Macam macam proses pengelasan..
1. Berdasarkan Panas Listrik
• SMAW (Shield Metal Arch Welding) adalah las busur nyala api listrik terlindung dengan mempergunagakan busur nyala listrik sebagai sumber panas pencair logam. Jenis ini paling banyak dipakai dimana–mana untuk hampir semua keperluan pekerjaan pengelasaan. Tegangan yang dipakai hanya 23 sampai dengan 45 Volt AC atau DC, sedangkan untuk pencairan pengelasan dibutuhkan arus hingga 500 Ampere. Namun secara umum yang dipakai berkisar 80 – 200 Ampere
• SAW (Submerged Arch Welding) adalah las busur terbenam atau pengelasan dengan busur nyala api listrik. Untuk mecegah oksidasi cairan metal induk dan material tambahan, dipergunakan butiran–butiran fluks / slag sehingga bususr nyala terpendam di dalam ukuran–ukuran fluks tersebut
• ESW (Electro Slag Welding) adalah pengelasan busur terhenti, pengelasan sejenis SAW namun bedanya pada jenis ESW busurnya nyala mencairkan fluks, busur terhenti dan proses pencairan fluk berjalan terus dam menjadi bahan pengantar arus listrik (konduktif). Sehingga elektroda terhubungkan dengan benda yang dilas melalui konduktor tersebut. Panas yang dihasilkan dari tahanan terhadap arus listrik melalui cairan fluk / slag cukup tinggi untuk mencairkan bahan tambahan las dan bahan induk yang dilas tempraturnya mencapai 3500° F atau setara dengan 1925° C
• SW (Stud Welding) adalah las baut pondasi, gunanya untuk menyambung bagian satu konstruksi baja dengan bagian yang terdapat di dalam beton (baut angker) atau “ Shear Connector “
• ERW (Electric Resistant Welding) adalah las tahanan listrik yaitu dengan tahanan yang besar panas yang dihasilkan oleh aliran listrik menjadi semakin tinggi sehingga mencairkan logam yang akan dilas. Contohnya adalah pada pembuatan pipa ERW, pengelasan plat–plat dinding pesawat, atau pada pagar kawat
• EBW (Electron Beam Welding) adalah las dengan proses pemboman elektron, suatu pengelasan uang pencairannya disebabkan oleh panas yang dihasilkan dari suatu berkas loncatan elektron yang dimamapatkan dan diarahkan pada benda yang akan dilas. Penelasan ini dilaksanakan di dalam ruang hampa, sehingga menghapus kemungkinan terjadinya oksidasi atau kontaminasi
2. Berdasarkan Panas Listrik dan Gas
• GMAW (Gas Metal Arch Welding) terdiri dari ; MIG (Metal Active Gas) dan MAG (Metal Inert Gas) adalah pengelasan dengan gas nyala yang dihasilkan berasal dari busur nyala listrik, yang dipakai sebagai pencair metal yang di–las dan metal penambah. Sebagai pelindung oksidasi dipakai gas pelindung yang berupa gas kekal (inert) atau CO2. MIG digunakan untuk mengelas besi atau baja, sedangkan gas pelindungnya adalah mengunakan Karbon dioxida CO2. TIG digunakan untuk mengelas logam non besi dan gas pelindungnya menggunakan Helium (He) dan/atau Argon (Ar)

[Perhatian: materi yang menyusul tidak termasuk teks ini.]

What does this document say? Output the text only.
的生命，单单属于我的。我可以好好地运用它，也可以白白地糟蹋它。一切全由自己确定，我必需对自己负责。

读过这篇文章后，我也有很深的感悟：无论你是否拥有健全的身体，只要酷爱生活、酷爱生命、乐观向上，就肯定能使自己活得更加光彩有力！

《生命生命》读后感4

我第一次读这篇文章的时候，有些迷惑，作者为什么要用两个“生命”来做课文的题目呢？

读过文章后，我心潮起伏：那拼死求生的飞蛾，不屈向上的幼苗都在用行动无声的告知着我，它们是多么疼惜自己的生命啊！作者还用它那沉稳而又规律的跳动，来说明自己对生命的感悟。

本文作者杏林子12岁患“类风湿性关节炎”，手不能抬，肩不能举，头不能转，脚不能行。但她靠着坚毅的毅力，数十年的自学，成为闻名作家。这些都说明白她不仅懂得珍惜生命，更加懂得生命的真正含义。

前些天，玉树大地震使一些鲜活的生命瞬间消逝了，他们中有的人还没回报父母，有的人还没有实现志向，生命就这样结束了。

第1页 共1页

• GTAW (Gas Tungsten Arch Welding) atau TIG (Tungsten Inert Gas) adalah pengelasn dengan memakai busur nyala dengan tungsten/elektroda yang terbuat dari wolfram, sedangkan bahan penambahnyyadigunakan bahan yang sama atau sejenis dengan material induknya. Untuk mencegah oksidasi, dipakai gas kekal (inert) 99 % Argon (Ar) murni
• FCAW (Flux Cored Arch Welding) pada hakikatnya hampir sama dengan proses pengelasan GMAW. Gas pelindungnya juga sama-sama menggunakan Karbon dioxida CO2. Biasanya, pada mesin las FCAW ditambah robot yang bertugas untuk menjalankan pengelasan biasa disebut dengan super anemo
• PAW (Plasma Arch Welding) adalah las listrik dengan plasma yang sejenis dengan GTAW hanya pada proses ini gas pelindung menggunakan bahan campuran antara Argon (Ar), Nitrogen (N) dan Hidrogen (H) yang lazim disebut dengan plasma. Plasma adalah gas yang luminous dengan derajat pengantar arus dan kapasitas termis / panas yang tinggi dapat menampung tempratur diatas 5000° C
3. Berdasarkan Panas Yang Dihasilkan Campuran Gas
• OAW (Oxigen Acetylene Welding) adalah sejenis dengan las karbid / las otogen. Panas yang didapat dari hasil pembakaran gas acetylene (C2H2) dengan zat asam atau Oksigen (O2). Ada juga yang sejenis las ini dan memakai gas propane (C3H8) sebagai ganti acetylene. Ada pula yang memakai bahan pemanas yang terdiri dari campuran gas hidrogen (H) dan zat asam (O2) yang disebit OHW (Oxy Hidrogen Welding)
4. Berdasarkan Ledakan dan reaksi isotermis
• EXW (Explosion Welding) adalah las yang sumber panasnya didapatkan dengan meledakkan amunisi yang dipasang pada suatu mold/cetakan pada bagian tersebut dan mengisi cetakan yang tersedia. Cara ini sangat praktis untuk menyambung kawat baja / wire rope, slenk. Cara pelaksanaannya adalah ujung-ujung tambang kawat dimasukkan ke dalam mold yang telah terisi amunisi selanjutnya serbuk ledak tersebut dinyalakan dengan pemantik api, maka terjadilah reaksi kimia eksotermis yang sangat cepat sehingga menghasilkan suhu yang sangat tinggi sehingga terjadilah ledakan. Ledakan tersebut mencairkan kedua ujung kawat baja yang terdapat didalam mold tadi, sehingga cairan metal terpadu dan mengisi ruangan yang tersedia didalam mold.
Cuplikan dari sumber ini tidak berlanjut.